The Metaphysics of Coercion in Tolkien’s Angelology

Despite their status as fictional and mythical beings, there is a certain metaphysical seriousness and consistency with which Tolkien treats angelic or spiritual creatures in his Middle-earth legendarium. For example, although the “Valar” and their subordinates, the “Maiar,” are very much attached to and involved in the physical world, their relationship to their bodies, and thus to the physical world as a whole, still remains a fundamentally dualistic one. Tolkien likens the relationship in one place between the Valar and their bodies to that between human beings and their clothes, a metaphor Plato also used in his account of the human soul’s relationship to the body.  For Tolkien, however, one interesting implication of the dualism of angelic incarnation is the resultant temptation or proclivity they have towards the domination of other beings. As Tolkien writes in one place:

“But since in the view of this tale & mythology Power—when it dominates or seeks to dominate other wills and minds (except by the assent of their reason)—is evil, these “wizards” were incarnated in the life-forms of Middle-earth, and so suffered the pains both of mind and body. They were also, for the same reason, thus involved in the peril of the incarnate: the possibility of “fall,” of sin, if you will. The chief form this would take with them would be impatience, leading to the desire to force others to their own good ends, and so inevitably at last to mere desire to make their own wills effective by any means. To this evil Saruman succumbed. Gandalf did not.” (L 237, emphasis added)

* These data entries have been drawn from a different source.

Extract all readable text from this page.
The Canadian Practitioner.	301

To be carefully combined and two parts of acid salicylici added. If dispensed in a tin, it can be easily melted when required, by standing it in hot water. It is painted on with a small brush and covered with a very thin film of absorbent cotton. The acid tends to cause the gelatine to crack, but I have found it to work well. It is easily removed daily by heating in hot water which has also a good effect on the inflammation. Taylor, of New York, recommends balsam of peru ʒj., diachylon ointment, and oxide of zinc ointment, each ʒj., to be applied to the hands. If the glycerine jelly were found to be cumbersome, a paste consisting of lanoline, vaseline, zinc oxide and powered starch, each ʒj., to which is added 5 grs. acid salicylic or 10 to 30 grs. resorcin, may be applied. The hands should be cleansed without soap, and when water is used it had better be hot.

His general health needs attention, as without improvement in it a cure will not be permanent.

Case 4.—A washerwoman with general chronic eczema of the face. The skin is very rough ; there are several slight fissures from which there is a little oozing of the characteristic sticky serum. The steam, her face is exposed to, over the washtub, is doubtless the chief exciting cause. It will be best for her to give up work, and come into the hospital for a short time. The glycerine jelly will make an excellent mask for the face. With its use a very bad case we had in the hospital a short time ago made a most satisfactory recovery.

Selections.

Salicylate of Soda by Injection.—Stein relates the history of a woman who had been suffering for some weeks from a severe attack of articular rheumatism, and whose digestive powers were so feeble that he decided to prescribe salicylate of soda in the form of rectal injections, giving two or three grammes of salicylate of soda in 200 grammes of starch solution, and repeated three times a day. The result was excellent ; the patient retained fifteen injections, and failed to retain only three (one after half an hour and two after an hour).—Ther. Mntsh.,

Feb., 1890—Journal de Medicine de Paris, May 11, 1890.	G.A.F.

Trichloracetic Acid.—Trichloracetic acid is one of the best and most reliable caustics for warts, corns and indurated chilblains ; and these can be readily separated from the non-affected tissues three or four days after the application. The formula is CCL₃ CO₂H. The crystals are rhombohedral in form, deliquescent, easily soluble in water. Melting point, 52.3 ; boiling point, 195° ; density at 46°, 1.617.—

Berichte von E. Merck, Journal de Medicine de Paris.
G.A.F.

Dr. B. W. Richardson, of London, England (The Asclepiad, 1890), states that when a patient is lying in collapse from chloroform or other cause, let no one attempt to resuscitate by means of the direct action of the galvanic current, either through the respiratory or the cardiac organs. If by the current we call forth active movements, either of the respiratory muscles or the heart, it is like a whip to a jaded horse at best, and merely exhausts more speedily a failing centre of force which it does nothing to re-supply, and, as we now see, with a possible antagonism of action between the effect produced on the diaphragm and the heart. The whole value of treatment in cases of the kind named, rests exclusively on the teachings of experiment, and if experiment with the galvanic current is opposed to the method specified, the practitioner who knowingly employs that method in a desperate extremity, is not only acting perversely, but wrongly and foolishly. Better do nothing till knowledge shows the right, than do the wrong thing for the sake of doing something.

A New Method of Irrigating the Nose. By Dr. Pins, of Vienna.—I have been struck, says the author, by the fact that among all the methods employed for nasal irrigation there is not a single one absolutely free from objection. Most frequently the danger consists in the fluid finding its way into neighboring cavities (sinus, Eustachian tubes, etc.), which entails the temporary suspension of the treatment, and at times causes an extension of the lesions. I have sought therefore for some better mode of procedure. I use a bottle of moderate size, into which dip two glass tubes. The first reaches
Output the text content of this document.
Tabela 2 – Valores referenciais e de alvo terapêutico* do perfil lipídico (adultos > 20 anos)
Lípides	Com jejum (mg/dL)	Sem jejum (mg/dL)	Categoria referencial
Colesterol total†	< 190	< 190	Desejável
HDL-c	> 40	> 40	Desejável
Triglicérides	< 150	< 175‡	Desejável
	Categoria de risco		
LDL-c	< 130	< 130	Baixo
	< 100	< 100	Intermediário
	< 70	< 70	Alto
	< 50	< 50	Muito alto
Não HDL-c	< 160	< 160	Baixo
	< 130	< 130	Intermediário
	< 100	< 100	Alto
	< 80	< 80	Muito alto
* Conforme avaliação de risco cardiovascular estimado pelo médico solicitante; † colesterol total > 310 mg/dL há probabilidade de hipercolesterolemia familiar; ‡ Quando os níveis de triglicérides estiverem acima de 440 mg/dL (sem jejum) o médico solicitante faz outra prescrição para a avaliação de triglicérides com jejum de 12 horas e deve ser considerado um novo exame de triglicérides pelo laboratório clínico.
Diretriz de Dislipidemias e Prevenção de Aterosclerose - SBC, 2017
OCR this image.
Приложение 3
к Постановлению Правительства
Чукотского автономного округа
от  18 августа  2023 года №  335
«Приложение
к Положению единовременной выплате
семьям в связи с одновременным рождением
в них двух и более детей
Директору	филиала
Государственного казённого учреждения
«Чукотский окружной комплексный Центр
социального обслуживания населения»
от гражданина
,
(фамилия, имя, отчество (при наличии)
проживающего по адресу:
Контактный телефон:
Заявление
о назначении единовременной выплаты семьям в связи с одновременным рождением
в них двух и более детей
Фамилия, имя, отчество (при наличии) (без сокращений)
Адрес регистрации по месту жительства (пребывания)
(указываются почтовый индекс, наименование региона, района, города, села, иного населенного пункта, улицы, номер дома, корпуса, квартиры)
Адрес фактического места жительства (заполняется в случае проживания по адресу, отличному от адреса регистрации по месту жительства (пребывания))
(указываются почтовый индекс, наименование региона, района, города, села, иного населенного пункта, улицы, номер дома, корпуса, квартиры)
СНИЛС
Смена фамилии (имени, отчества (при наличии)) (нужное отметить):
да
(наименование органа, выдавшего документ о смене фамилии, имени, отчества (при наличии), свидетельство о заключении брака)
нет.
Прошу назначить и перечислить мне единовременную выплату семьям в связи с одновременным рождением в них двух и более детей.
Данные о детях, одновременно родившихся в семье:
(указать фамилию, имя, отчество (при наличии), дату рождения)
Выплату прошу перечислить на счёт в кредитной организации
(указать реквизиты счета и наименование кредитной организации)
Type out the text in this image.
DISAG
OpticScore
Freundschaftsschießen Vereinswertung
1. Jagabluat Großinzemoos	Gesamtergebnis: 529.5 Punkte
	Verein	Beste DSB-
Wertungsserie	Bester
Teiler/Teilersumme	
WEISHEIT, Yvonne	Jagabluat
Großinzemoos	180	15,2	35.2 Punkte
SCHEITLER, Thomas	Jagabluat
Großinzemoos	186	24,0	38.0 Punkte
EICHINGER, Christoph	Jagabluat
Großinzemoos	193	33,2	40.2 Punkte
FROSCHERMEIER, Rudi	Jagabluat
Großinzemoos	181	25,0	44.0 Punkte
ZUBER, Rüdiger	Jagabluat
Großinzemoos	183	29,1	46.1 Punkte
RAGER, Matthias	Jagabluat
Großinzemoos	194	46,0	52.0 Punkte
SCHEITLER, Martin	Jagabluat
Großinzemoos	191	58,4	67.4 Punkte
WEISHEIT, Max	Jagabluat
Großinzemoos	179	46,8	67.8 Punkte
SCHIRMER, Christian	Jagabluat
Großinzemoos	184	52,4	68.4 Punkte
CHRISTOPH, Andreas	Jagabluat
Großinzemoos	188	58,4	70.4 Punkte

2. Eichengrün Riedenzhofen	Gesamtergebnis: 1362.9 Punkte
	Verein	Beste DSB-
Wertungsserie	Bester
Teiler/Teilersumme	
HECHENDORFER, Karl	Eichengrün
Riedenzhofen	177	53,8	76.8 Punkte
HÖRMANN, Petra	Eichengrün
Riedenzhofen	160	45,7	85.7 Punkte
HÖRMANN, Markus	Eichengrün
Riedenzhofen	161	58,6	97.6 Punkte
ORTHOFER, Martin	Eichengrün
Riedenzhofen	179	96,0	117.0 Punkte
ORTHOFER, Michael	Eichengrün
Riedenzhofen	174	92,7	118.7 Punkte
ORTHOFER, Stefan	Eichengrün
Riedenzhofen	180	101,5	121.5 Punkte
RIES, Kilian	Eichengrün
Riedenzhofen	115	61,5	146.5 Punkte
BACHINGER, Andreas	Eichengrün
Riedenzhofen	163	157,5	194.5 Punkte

In another letter Tolkien writes of the wizards Saruman and Gandalf that, although angelic, spiritual beings in themselves, “being incarnate [they] were more likely to stray, or err,” and that it was because of his “far greater inner power” in comparison to his companions that Gandalf’s self-sacrifice on the Bridge of Kazad-dum was a true “humbling and abnegation” (L 202, emphasis added).  Similar to the physical matter which they do not and cannot control directly, other free rational beings are not—or at least ought not to be—subjected to the dominating will of the angelic spirit. Rather, the latter’s influence over others must involve the same kind of sub-creative patience that moves their subordinates to action, not by coercion but by persuasion, a responsibility they share with Thomas’s angels whom he says cannot directly or violently move another creature’s will, but can nevertheless “incline the will to the love of the creature or of God, by way of persuasion” (ST 1.106.2).  Nevertheless, because their embodiment is not natural but voluntary and therefore provisional or conditional, requiring that they lay aside some of their own native powers, it is possible to see Tolkien as recognizing a sense in which the incarnate angels as a consequence necessarily have a much more artificial, extrinsic and utilitarian or pragmatic relationship to their bodies than is the case for Men and Elves. In short, the angelic body is, for the angelic spirits, ultimately a kind of “machine,” a form of technology and therefore a mere tool to be used rather than part of their fundamental nature and identity.  As the demiurgic sub-creators and masters of their own bodies to which they do not belong by nature, the temptation for the Valar and Maiar, Tolkien almost seems to suggest, will be for them to adopt the same attitude of mastery and domination towards others and towards the physical world they are supposed to shepherd.